Misreading the markets: the puzzling actions of central banks

During the last few months some central banks have done things which I applaud, while others have done things which I find both incomprehensible and incompetent. In the current climate, it’s easy to misread the markets.

Take the Bank of Canada (BoC). It had already hiked interest rates once back in July to take its cash rate from 0.5% to 0.75%. This was in spite of inflation being only 1% versus its soft target of 2%. However, in a move only partially priced by the market (and forecast by only six of 33 economists surveyed by Bloomberg) this was followed up with another hike at its September meeting. Most market observers had assumed (naively as it turns out) that with inflation languishing around one percentage point below its target, the BoC would be in no rush to embark on a hiking cycle.

There’s nothing wrong with the BoC’s actions. I don’t think it will be damaging, and I see the virtue in getting a few hikes in when the data allows.

But the market misread its actions because most participants have been conditioned to do so by other central banks such as the US Federal Reserve. The Fed has never hiked in consecutive meetings during this cycle. That’s in spite of consumer price inflation reaching 2.7% earlier this year and in spite of unemployment in the US being a full two percentage points lower in the US compared to Canada. So the US has higher inflation, lower unemployment (also lower consumer debt and lower interest rate sensitivity across the economy. It is more closed and thus less currency-sensitive, and less energy reliant.) Yet the BoC is now out-hawking the Fed.

Confusion reigns

The Fed made this even worse over the summer. First Lael Brainard, then Janet Yellen, voiced anxieties about the near-term decline in inflation. (One minute this decline was transitory. The next, it was reason for panic.) We even had Minnesota Fed President Neel Kashkari suggesting that incredibly low yields were, in and of themselves, evidence of a weak economy to which the Fed should pay heed. I think Mr Kashkari must have forgotten that the Fed has bought 4.5 trillion dollars’ worth of bonds in the last decade and as such, any hope of gleaning an economic signal from those prices is long gone. Either that or he is engaging in typical central bank deluded pseudo-scientific dogma.

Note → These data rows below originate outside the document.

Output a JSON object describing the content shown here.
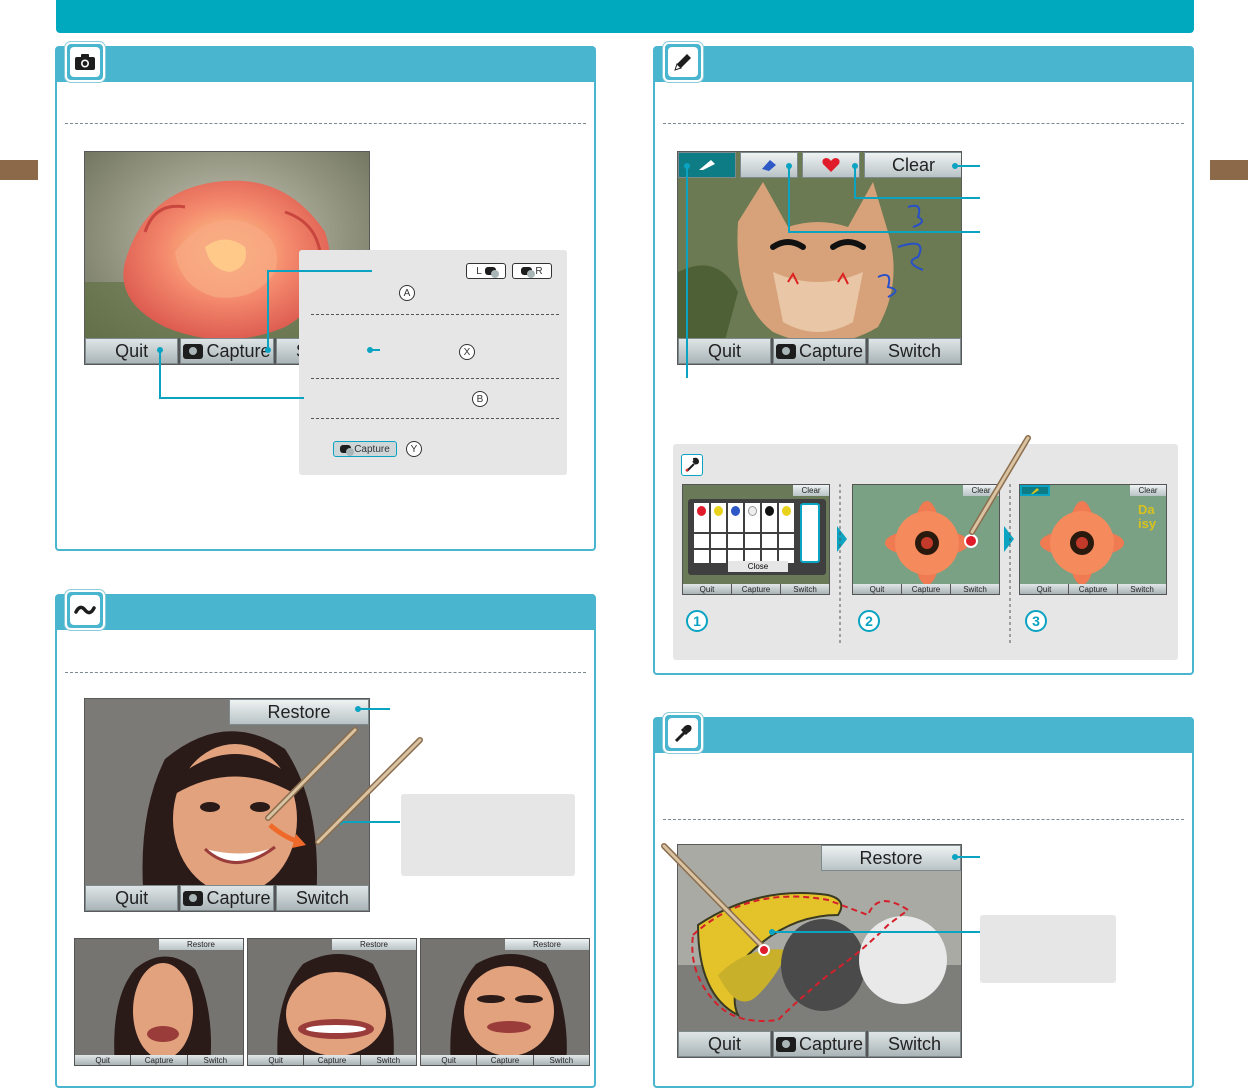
{
  "buttons": {
    "quit": "Quit",
    "capture": "Capture",
    "switch": "Switch",
    "clear": "Clear",
    "restore": "Restore",
    "close": "Close",
    "capture_chip": "Capture"
  },
  "keys": {
    "l": "L",
    "r": "R",
    "a": "A",
    "x": "X",
    "b": "B",
    "y": "Y"
  },
  "daisy_text": "Daisy",
  "steps": [
    "1",
    "2",
    "3"
  ],
  "colors": {
    "header": "#00a9be",
    "panel": "#4ab5cf",
    "accent": "#0aa3c2",
    "tab": "#8c6a49"
  },
  "icons": {
    "camera_section": "camera-icon",
    "pen_section": "pencil-icon",
    "distort_section": "wave-icon",
    "dropper_section": "eyedropper-icon"
  }
}
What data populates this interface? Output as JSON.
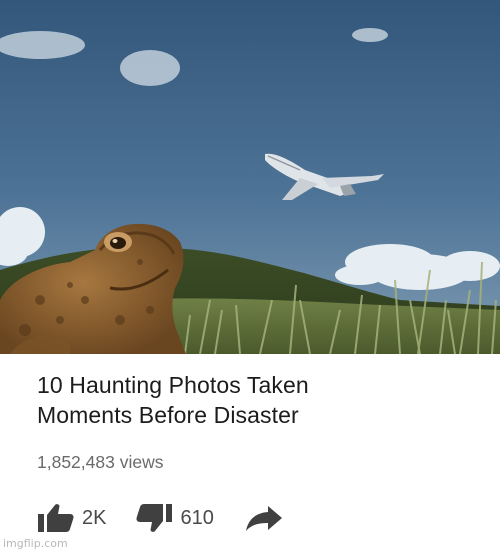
{
  "video": {
    "title_line1": "10 Haunting Photos Taken",
    "title_line2": "Moments Before Disaster",
    "views": "1,852,483 views"
  },
  "actions": {
    "likes": "2K",
    "dislikes": "610",
    "like_icon": "thumbs-up-icon",
    "dislike_icon": "thumbs-down-icon",
    "share_icon": "share-arrow-icon"
  },
  "watermark": "imgflip.com",
  "colors": {
    "title": "#1c1c1c",
    "meta": "#6a6a6a",
    "icon": "#404040"
  }
}
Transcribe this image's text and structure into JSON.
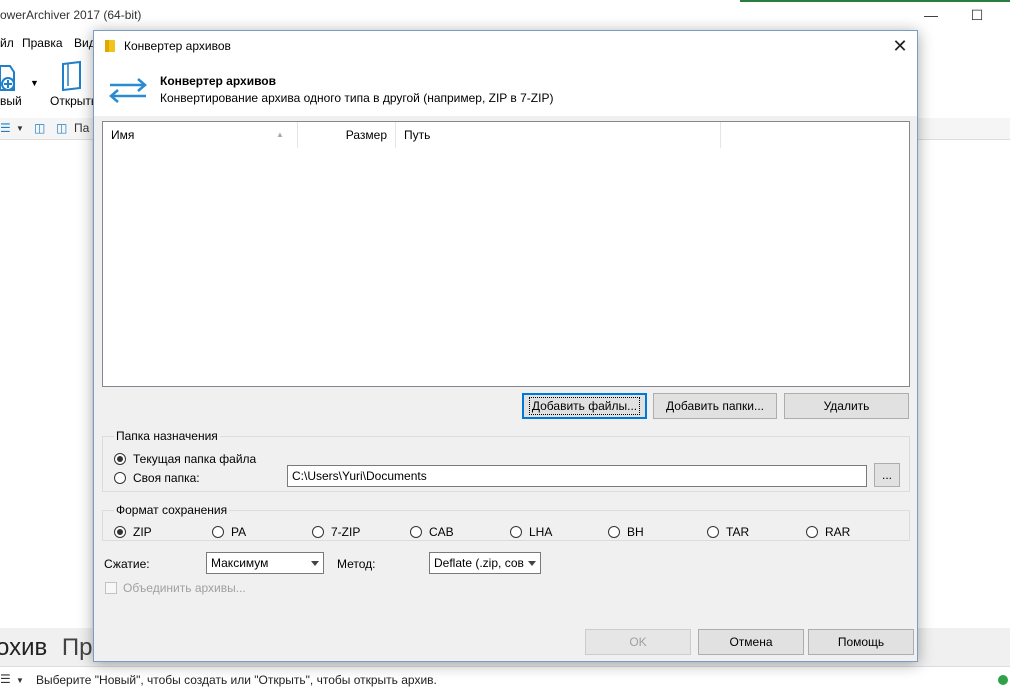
{
  "main_window": {
    "title": "owerArchiver 2017 (64-bit)",
    "menu": [
      "йл",
      "Правка",
      "Вид"
    ],
    "toolbar": {
      "new_label": "вый",
      "open_label": "Открыть"
    },
    "view_bar": {
      "folders_label": "Па"
    },
    "bottom_text": {
      "part1": "охив",
      "part2": "Про"
    },
    "status": "Выберите \"Новый\", чтобы создать или \"Открыть\", чтобы открыть архив."
  },
  "dialog": {
    "title": "Конвертер архивов",
    "header_title": "Конвертер архивов",
    "header_subtitle": "Конвертирование архива одного типа в другой (например, ZIP в 7-ZIP)",
    "columns": {
      "name": "Имя",
      "size": "Размер",
      "path": "Путь"
    },
    "buttons": {
      "add_files": "Добавить файлы...",
      "add_folders": "Добавить папки...",
      "delete": "Удалить",
      "browse": "...",
      "ok": "OK",
      "cancel": "Отмена",
      "help": "Помощь"
    },
    "destination": {
      "group_label": "Папка назначения",
      "current_folder": "Текущая папка файла",
      "own_folder": "Своя папка:",
      "path": "C:\\Users\\Yuri\\Documents"
    },
    "format": {
      "group_label": "Формат сохранения",
      "options": [
        "ZIP",
        "PA",
        "7-ZIP",
        "CAB",
        "LHA",
        "BH",
        "TAR",
        "RAR"
      ],
      "selected": "ZIP"
    },
    "compression": {
      "label": "Сжатие:",
      "value": "Максимум"
    },
    "method": {
      "label": "Метод:",
      "value": "Deflate (.zip, сов"
    },
    "merge_label": "Объединить архивы..."
  },
  "colors": {
    "accent": "#0078d7",
    "arrow_icon": "#2a8ad4",
    "status_ok": "#2fa14a"
  }
}
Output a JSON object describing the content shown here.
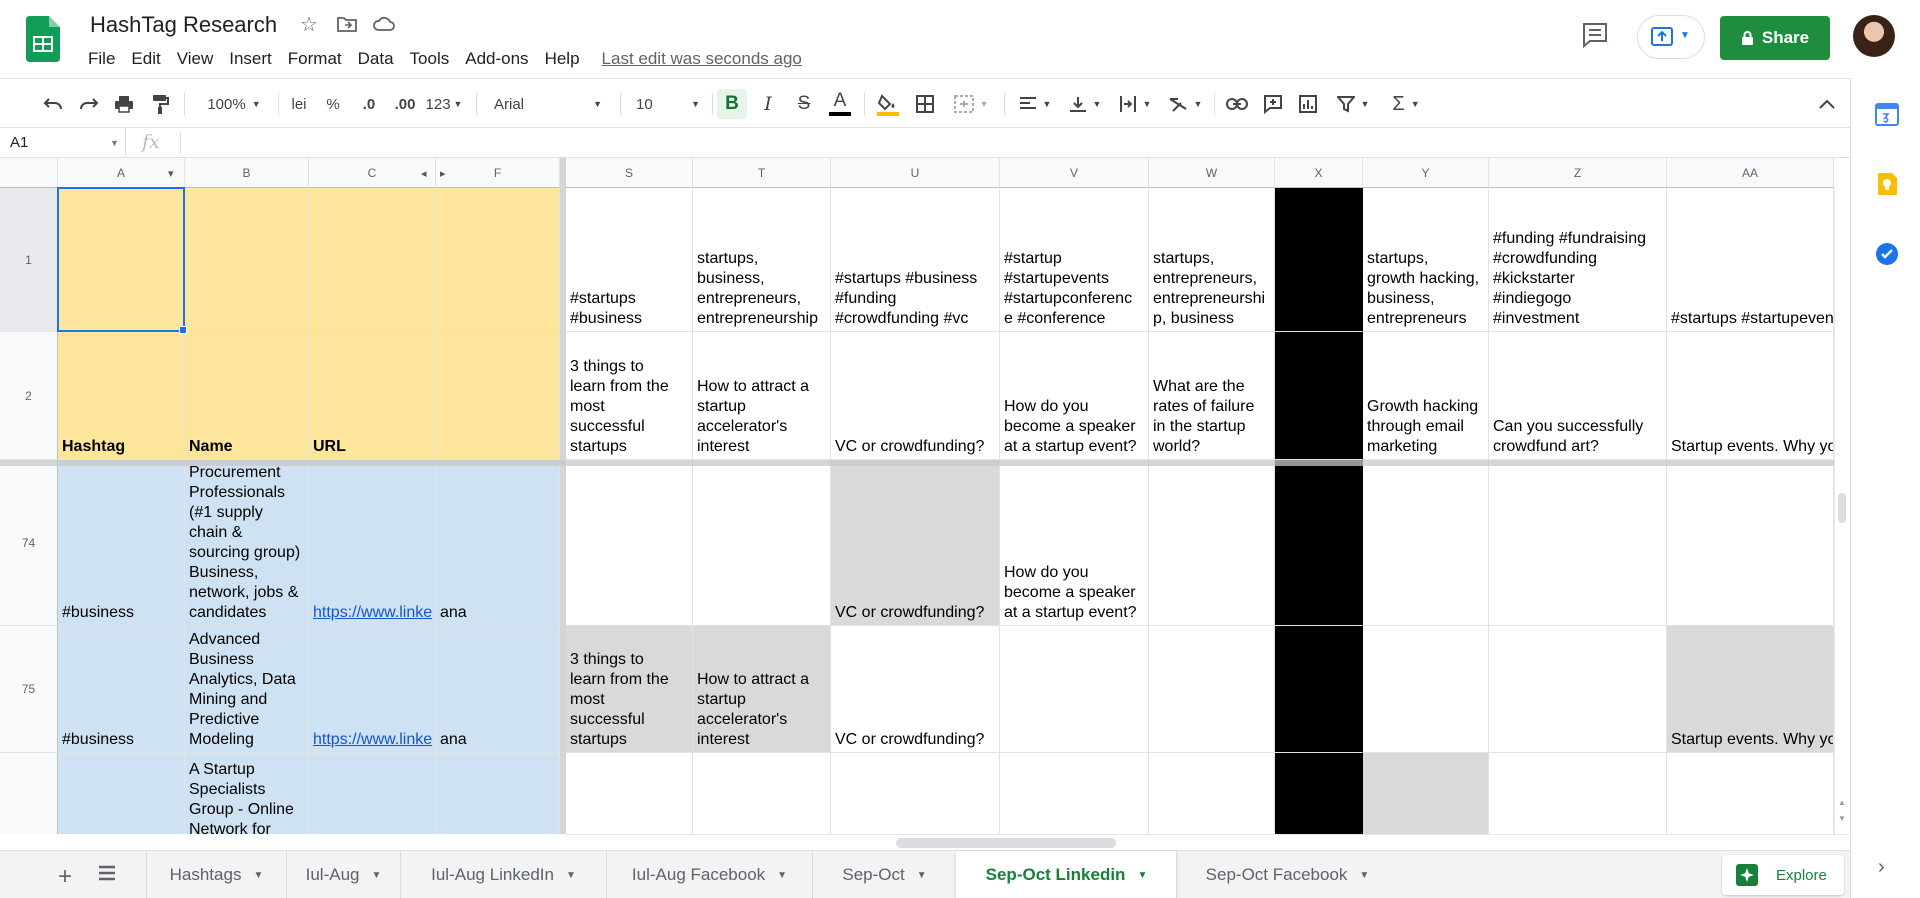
{
  "app": {
    "title": "HashTag Research",
    "menus": [
      "File",
      "Edit",
      "View",
      "Insert",
      "Format",
      "Data",
      "Tools",
      "Add-ons",
      "Help"
    ],
    "last_edit": "Last edit was seconds ago",
    "share_label": "Share"
  },
  "toolbar": {
    "zoom": "100%",
    "currency": "lei",
    "percent": "%",
    "dec_decrease": ".0",
    "dec_increase": ".00",
    "more_formats": "123",
    "font": "Arial",
    "font_size": "10",
    "bold": "B"
  },
  "formula": {
    "cell_ref": "A1",
    "fx": "fx",
    "value": ""
  },
  "grid": {
    "columns": [
      "A",
      "B",
      "C",
      "F",
      "S",
      "T",
      "U",
      "V",
      "W",
      "X",
      "Y",
      "Z",
      "AA"
    ],
    "row_numbers": [
      "1",
      "2",
      "74",
      "75",
      ""
    ],
    "rows": [
      {
        "cells": [
          "",
          "",
          "",
          "",
          "#startups\n#business",
          "startups,\nbusiness,\nentrepreneurs,\nentrepreneurship",
          "#startups #business\n#funding\n#crowdfunding #vc",
          "#startup\n#startupevents\n#startupconferenc\ne #conference",
          "startups,\nentrepreneurs,\nentrepreneurshi\np, business",
          "",
          "startups,\ngrowth hacking,\nbusiness,\nentrepreneurs",
          "#funding #fundraising\n#crowdfunding\n#kickstarter\n#indiegogo\n#investment",
          "#startups #startupeven\n#business #entreprene\n#entrepreneurship"
        ]
      },
      {
        "cells": [
          "Hashtag",
          "Name",
          "URL",
          "",
          "3 things to\nlearn from the\nmost\nsuccessful\nstartups",
          "How to attract a\nstartup\naccelerator's\ninterest",
          "VC or crowdfunding?",
          "How do you\nbecome a speaker\nat a startup event?",
          "What are the\nrates of failure\nin the startup\nworld?",
          "",
          "Growth hacking\nthrough email\nmarketing",
          "Can you successfully\ncrowdfund art?",
          "Startup events. Why yo\nshouldn't skip legal\nissues."
        ]
      },
      {
        "cells": [
          "#business",
          "Procurement\nProfessionals\n(#1 supply\nchain &\nsourcing group)\nBusiness,\nnetwork, jobs &\ncandidates",
          "https://www.linke",
          "ana",
          "",
          "",
          "VC or crowdfunding?",
          "How do you\nbecome a speaker\nat a startup event?",
          "",
          "",
          "",
          "",
          ""
        ]
      },
      {
        "cells": [
          "#business",
          "Advanced\nBusiness\nAnalytics, Data\nMining and\nPredictive\nModeling",
          "https://www.linke",
          "ana",
          "3 things to\nlearn from the\nmost\nsuccessful\nstartups",
          "How to attract a\nstartup\naccelerator's\ninterest",
          "VC or crowdfunding?",
          "",
          "",
          "",
          "",
          "",
          "Startup events. Why yo\nshouldn't skip legal\nissues."
        ]
      },
      {
        "cells": [
          "",
          "A Startup\nSpecialists\nGroup - Online\nNetwork for",
          "",
          "",
          "",
          "",
          "",
          "",
          "",
          "",
          "",
          "",
          ""
        ]
      }
    ]
  },
  "sheets": {
    "tabs": [
      "Hashtags",
      "Iul-Aug",
      "Iul-Aug LinkedIn",
      "Iul-Aug Facebook",
      "Sep-Oct",
      "Sep-Oct Linkedin",
      "Sep-Oct Facebook"
    ],
    "active": "Sep-Oct Linkedin",
    "explore_label": "Explore"
  },
  "colors": {
    "header_fill": "#fde59b",
    "data_fill": "#cfe2f3",
    "highlight_fill": "#d9d9d9",
    "black_column": "#000000",
    "accent_green": "#188038",
    "selection_blue": "#1a73e8"
  }
}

Elsewhere, the central bank confusion continues. The Bank of England faces low unemployment and high inflation. Yet it remains on hold, because the bogey man may – or may not – be coming. In Sweden, the Riksbank has an economy on fire and above-target inflation. Yet here, too, policy is on hold because in essence it has outsourced its policy to the European Central Bank (ECB). Meanwhile, the ECB either is worried, might be worried or is completely not worried about the rally in the euro. But in spite of producing research suggesting that the recent rally would lower its inflation forecast by around 0.9 percentage points (pp) the ECB staff lowered its forecasts by only 0.1 pp.

Sometimes it seems like the ECB might just be making this up as it goes along.

Sometimes it seems like the ECB might just be making this up as it goes along. It is likely to taper its asset purchases before the end of the year, as long as the euro isn’t too strong, which it won’t be if it doesn’t taper.

Meanwhile, President Trump and Kim Jong-Un are at loggerheads. Threats, counter threats, missile and nuke tests and a lack of obvious diplomacy have resulted in a further deterioration in relations between the US and North Korea. That, coupled with the tragic devastation emanating from Hurricanes Harvey and Irma, resulted in a further “flight to quality” as investors switched into developed market sovereign debt.

Interestingly, however, the riskier asset classes such as equities didn’t really suffer – and that could indicate that this may be not so much a flight to quality – rather, more of a function of abundant liquidity. But that is scant comfort to those investors who had been positioned for higher yields.

And then we have US politics. Trump sided with the Democrats to agree to kick the can a short way down the road with respect to the continuing resolution and the debt ceiling. That means we now have a critical financial and political deadline right after an important Fed meeting, and right before Christmas. What could possibly go wrong?